A Entidade Regional de Turismo do Alentejo e Ribatejo está a reforçar a promoção do destino nos mercados internacionais. A estratégia visa aumentar a estadia média dos visitantes e reduzir a sazonalidade turística na região.

A garantia foi deixada pelo presidente da Entidade Regional de Turismo, José Manuel Santos, que sublinha a importância do crescimento do mercado externo para consolidar o setor.

“O crescimento do mercado internacional para aumentar a estadia média e reduzir a sazonalidade é muito importante”, afirmou o responsável, em declarações aos jornalistas, após a apresentação de um estudo sobre o perfil e comportamento dos visitantes do Alentejo realizado em Évora.

José Manuel Santos reconhece que, apesar do aumento da procura internacional, “é preciso crescer mais”, explicando que a estrutura de promoção foi reforçada com mais recursos humanos e comunicação nos mercados externos.

Segundo o responsável, a entidade passou de uma para três gestoras de produto para mercados internacionais e duplicou também as equipas de comunicação externa, incluindo presença em mercados como o alemão, britânico e francês.

O dirigente lamenta, no entanto, não ser possível ainda avançar com uma representação dedicada ao mercado norte-americano, um dos mais relevantes para o destino, devido a constrangimentos orçamentais.

Apesar disso, a sazonalidade tem vindo a diminuir, em parte devido ao crescimento dos mercados canadiano e norte-americano, embora persistam desafios, sobretudo no litoral alentejano.

O responsável defende ainda o reforço de produtos turísticos como o golfe e experiências diferenciadoras, sublinhando que a estadia média está diretamente ligada ao tipo de oferta disponível no território.

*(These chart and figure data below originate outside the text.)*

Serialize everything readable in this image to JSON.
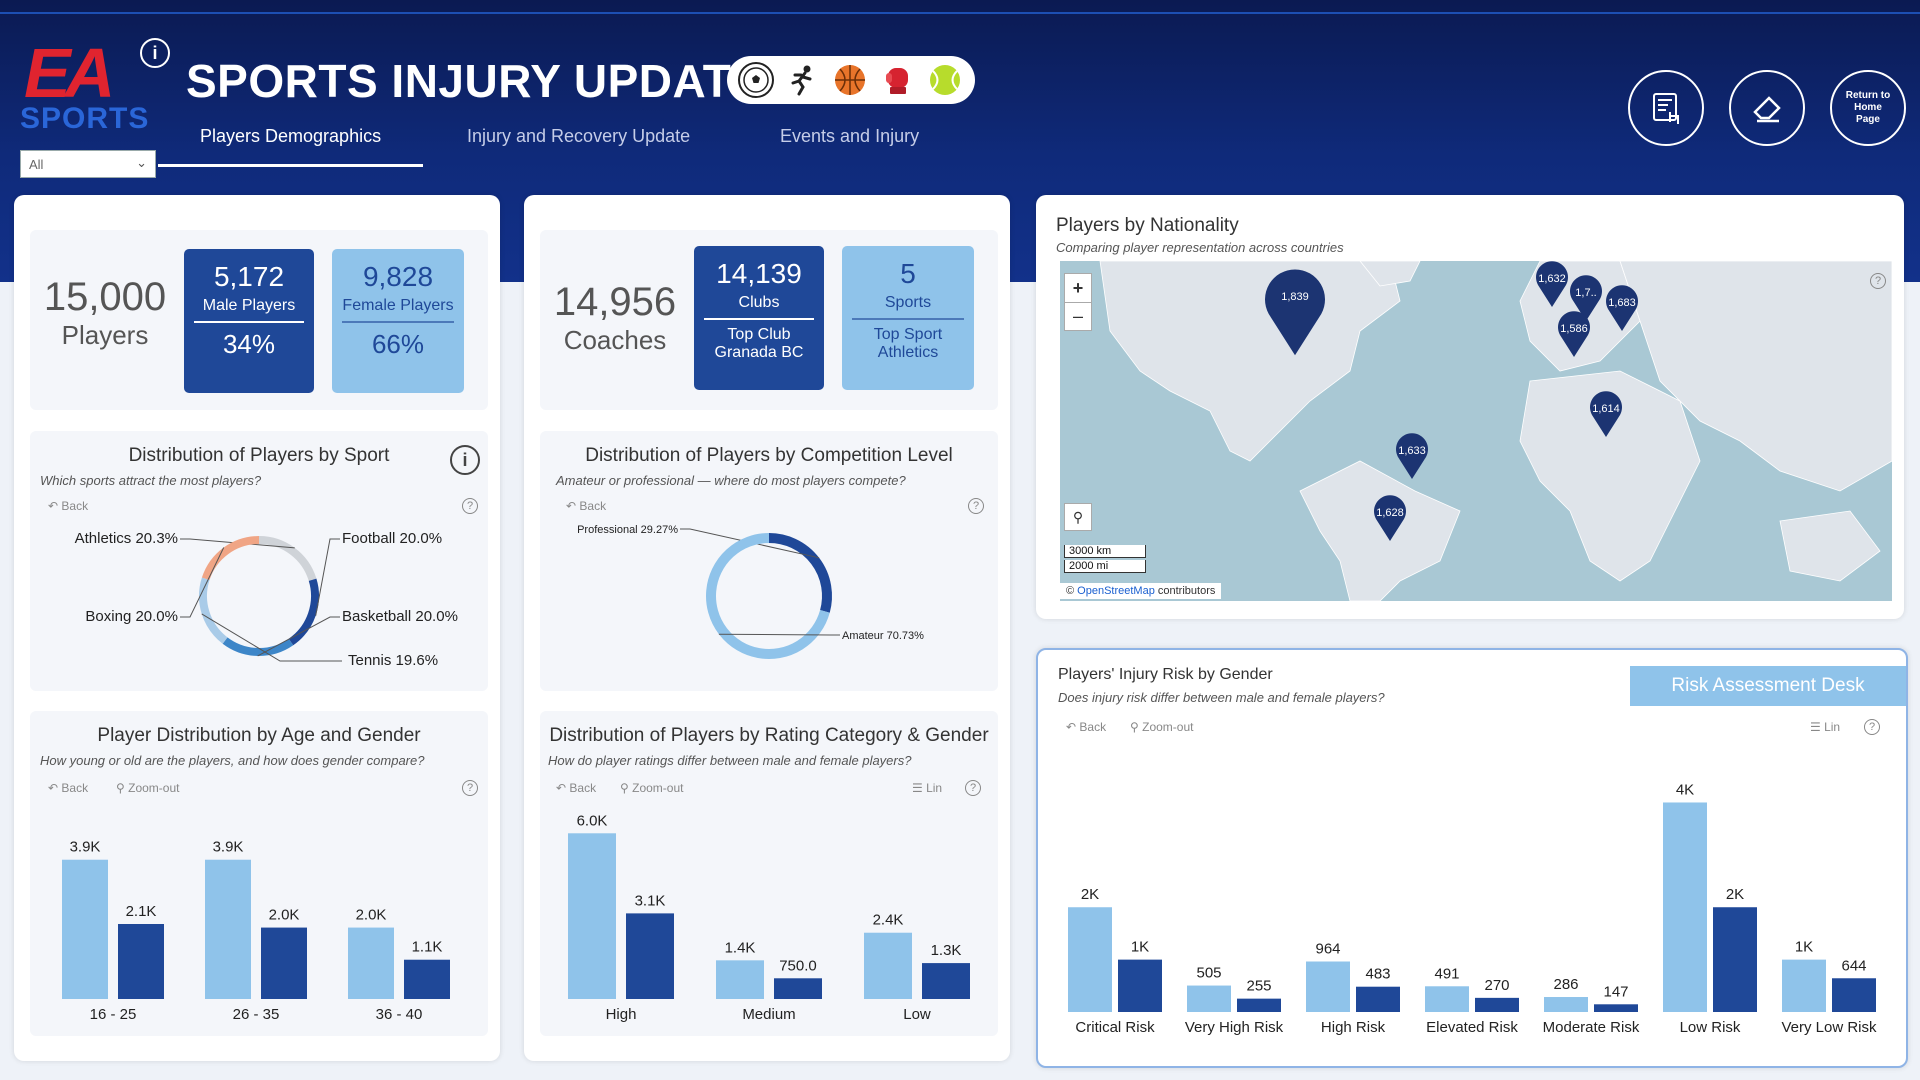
{
  "header": {
    "logo_top": "EA",
    "logo_bottom": "SPORTS",
    "logo_info": "i",
    "filter_value": "All",
    "title": "SPORTS INJURY UPDATE",
    "tabs": [
      {
        "label": "Players Demographics"
      },
      {
        "label": "Injury and Recovery Update"
      },
      {
        "label": "Events and Injury"
      }
    ],
    "sport_icons": [
      "soccer-ball-icon",
      "runner-icon",
      "basketball-icon",
      "boxing-glove-icon",
      "tennis-ball-icon"
    ],
    "return_label": "Return to Home Page"
  },
  "players": {
    "total": "15,000",
    "total_label": "Players",
    "male_value": "5,172",
    "male_label": "Male Players",
    "male_pct": "34%",
    "female_value": "9,828",
    "female_label": "Female Players",
    "female_pct": "66%"
  },
  "coaches": {
    "total": "14,956",
    "total_label": "Coaches",
    "clubs_value": "14,139",
    "clubs_label": "Clubs",
    "top_club": "Top Club\nGranada BC",
    "sports_value": "5",
    "sports_label": "Sports",
    "top_sport": "Top Sport\nAthletics"
  },
  "toolbar": {
    "back": "Back",
    "zoom_out": "Zoom-out",
    "lin": "Lin",
    "help": "?"
  },
  "colors": {
    "light": "#8fc3ea",
    "dark": "#1f4898"
  },
  "sport_dist": {
    "title": "Distribution of Players by Sport",
    "subtitle": "Which sports attract the most players?",
    "info": "i"
  },
  "competition": {
    "title": "Distribution of Players by Competition Level",
    "subtitle": "Amateur or professional — where do most players compete?"
  },
  "age_gender": {
    "title": "Player Distribution by Age and Gender",
    "subtitle": "How young or old are the players, and how does gender compare?"
  },
  "rating": {
    "title": "Distribution of Players by Rating Category & Gender",
    "subtitle": "How do player ratings differ between male and female players?"
  },
  "map": {
    "title": "Players by Nationality",
    "subtitle": "Comparing player representation across countries",
    "zoom_in": "+",
    "zoom_out": "–",
    "scale_km": "3000 km",
    "scale_mi": "2000 mi",
    "attribution_prefix": "©",
    "attribution_link": "OpenStreetMap",
    "attribution_suffix": "contributors",
    "pins": [
      "1,839",
      "1,632",
      "1,7..",
      "1,683",
      "1,586",
      "1,614",
      "1,633",
      "1,628"
    ]
  },
  "injury_risk": {
    "title": "Players' Injury Risk by Gender",
    "subtitle": "Does injury risk differ between male and female players?",
    "desk_button": "Risk Assessment Desk"
  },
  "chart_data": [
    {
      "type": "pie",
      "categories": [
        "Athletics",
        "Football",
        "Basketball",
        "Tennis",
        "Boxing"
      ],
      "values": [
        20.3,
        20.0,
        20.0,
        19.6,
        20.0
      ],
      "labels": [
        "Athletics 20.3%",
        "Football 20.0%",
        "Basketball 20.0%",
        "Tennis 19.6%",
        "Boxing 20.0%"
      ]
    },
    {
      "type": "pie",
      "categories": [
        "Professional",
        "Amateur"
      ],
      "values": [
        29.27,
        70.73
      ],
      "labels": [
        "Professional 29.27%",
        "Amateur 70.73%"
      ]
    },
    {
      "type": "bar",
      "categories": [
        "16 - 25",
        "26 - 35",
        "36 - 40"
      ],
      "series": [
        {
          "values": [
            3900,
            3900,
            2000
          ],
          "labels": [
            "3.9K",
            "3.9K",
            "2.0K"
          ]
        },
        {
          "values": [
            2100,
            2000,
            1100
          ],
          "labels": [
            "2.1K",
            "2.0K",
            "1.1K"
          ]
        }
      ],
      "ylim": [
        0,
        4200
      ]
    },
    {
      "type": "bar",
      "categories": [
        "High",
        "Medium",
        "Low"
      ],
      "series": [
        {
          "values": [
            6000,
            1400,
            2400
          ],
          "labels": [
            "6.0K",
            "1.4K",
            "2.4K"
          ]
        },
        {
          "values": [
            3100,
            750,
            1300
          ],
          "labels": [
            "3.1K",
            "750.0",
            "1.3K"
          ]
        }
      ],
      "ylim": [
        0,
        6300
      ]
    },
    {
      "type": "bar",
      "categories": [
        "Critical Risk",
        "Very High Risk",
        "High Risk",
        "Elevated Risk",
        "Moderate Risk",
        "Low Risk",
        "Very Low Risk"
      ],
      "series": [
        {
          "values": [
            2000,
            505,
            964,
            491,
            286,
            4000,
            1000
          ],
          "labels": [
            "2K",
            "505",
            "964",
            "491",
            "286",
            "4K",
            "1K"
          ]
        },
        {
          "values": [
            1000,
            255,
            483,
            270,
            147,
            2000,
            644
          ],
          "labels": [
            "1K",
            "255",
            "483",
            "270",
            "147",
            "2K",
            "644"
          ]
        }
      ],
      "ylim": [
        0,
        4200
      ]
    }
  ]
}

De acordo com o estudo da Universidade de Évora, os turistas permanecem em média duas noites no Alentejo e gastam cerca de 133 euros por dia, valores que o responsável considera alinhados com os dados do Instituto Nacional de Estatística.

O estudo revela ainda um novo perfil de visitante, mais qualificado, com maior poder de compra e maior interesse por experiências ligadas à natureza, cultura e tranquilidade.

José Manuel Santos destaca que esta mudança representa uma oportunidade para os operadores turísticos criarem mais ofertas baseadas em experiências, reforçando a atratividade do destino.

O estudo conclui que o visitante do Alentejo é, em geral, casado ou em união de facto, com formação superior e rendimentos mensais entre os dois mil e os quatro mil euros, revelando uma evolução clara no perfil do turismo na região.